Teacher by Default
How did I ever become a Teacher? I became a "Teacher by Default", because I never really intended to be a teacher. This needs a little explanation. When I was in high school, I barely passed from one grade to the next. English and History frustrated me no end! I had to take 10th grade history twice. Algebra was within my grasp, and science was interesting enough to cause me to try. I was sure that high school would be the end of my formal education. After joining the Air Force and doing well in airplane mechanics, college was still the last thing on my mind.

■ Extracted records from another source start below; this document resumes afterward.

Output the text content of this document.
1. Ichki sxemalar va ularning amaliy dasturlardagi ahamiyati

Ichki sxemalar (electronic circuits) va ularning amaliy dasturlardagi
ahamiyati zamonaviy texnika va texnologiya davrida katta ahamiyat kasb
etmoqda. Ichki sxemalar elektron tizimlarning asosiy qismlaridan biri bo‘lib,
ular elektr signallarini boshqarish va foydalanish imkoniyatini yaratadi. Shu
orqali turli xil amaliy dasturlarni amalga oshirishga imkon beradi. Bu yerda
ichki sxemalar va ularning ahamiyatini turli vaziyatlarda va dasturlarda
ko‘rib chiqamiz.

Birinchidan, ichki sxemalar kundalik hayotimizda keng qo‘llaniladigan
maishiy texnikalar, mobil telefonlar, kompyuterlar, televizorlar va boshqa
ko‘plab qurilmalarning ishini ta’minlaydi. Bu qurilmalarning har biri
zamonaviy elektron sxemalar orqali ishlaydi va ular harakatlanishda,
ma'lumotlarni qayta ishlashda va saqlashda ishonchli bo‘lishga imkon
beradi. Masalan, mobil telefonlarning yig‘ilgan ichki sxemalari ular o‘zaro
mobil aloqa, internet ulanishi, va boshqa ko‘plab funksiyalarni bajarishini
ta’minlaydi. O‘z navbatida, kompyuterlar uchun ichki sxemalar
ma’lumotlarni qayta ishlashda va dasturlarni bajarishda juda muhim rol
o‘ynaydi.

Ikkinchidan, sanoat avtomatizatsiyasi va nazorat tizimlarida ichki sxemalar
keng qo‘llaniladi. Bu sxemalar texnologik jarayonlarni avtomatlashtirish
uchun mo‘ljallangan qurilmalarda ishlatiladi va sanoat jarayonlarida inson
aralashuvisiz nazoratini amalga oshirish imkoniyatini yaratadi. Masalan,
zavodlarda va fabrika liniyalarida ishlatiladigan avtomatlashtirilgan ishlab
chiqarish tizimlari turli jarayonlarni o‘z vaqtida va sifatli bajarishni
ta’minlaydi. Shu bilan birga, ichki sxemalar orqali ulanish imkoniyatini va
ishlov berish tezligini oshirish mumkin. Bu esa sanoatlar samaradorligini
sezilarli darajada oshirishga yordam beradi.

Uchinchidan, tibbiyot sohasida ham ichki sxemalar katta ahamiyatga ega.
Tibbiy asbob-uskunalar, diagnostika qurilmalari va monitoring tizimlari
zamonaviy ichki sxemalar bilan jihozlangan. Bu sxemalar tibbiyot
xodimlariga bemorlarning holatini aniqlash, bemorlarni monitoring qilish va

When my Air Force contract ended, I married the daughter of a saw mill owner and worked for my father-in-law for two years hauling logs and cutting timber. Then two things happened at once. I was informed that if I did not use my GI Bill for college within three months, I would lose it, and my father-in-law said I was 'college material'. Given that deadline and a vote of confidence, I rushed to apply at Pennsylvania State College in Electrical Engineering. Trouble was, I hadn't taken geometry and trigonometry in high school and would not be considered at Penn State. I was counseled to go to Lock Haven State Teachers College for one year to meet the requirement of starting the GI Bill, and then transfer to Penn State after the first year. Eight years after leaving high school, I buckled down and received all A's and B's as a freshman at lock Haven Teachers College. My application at Penn State was promptly rejected. They would not accept my grade A math and physics courses at Lock Haven as meeting their high standard of excellence!
Disappointed but somewhat flexible, I resolved to become a teacher. In the spring of 1959, on the campus of Lock Haven State Teachers College, my father and mother proudly attended my graduation ceremony as I received a BS in Education, majoring in Mathematics and Physical Science. I taught high school mathematics for one year at Chambersburg, Pa., and two years at Wheatland Chili Central High School, Scottsville, NY.
Many years later, my employer of 22 years, Eastman Kodak Company, promoted me to Senior Photographic Engineer and made a formal gift of $1000.00 to Lock Haven State College in recognition of my service to Kodak.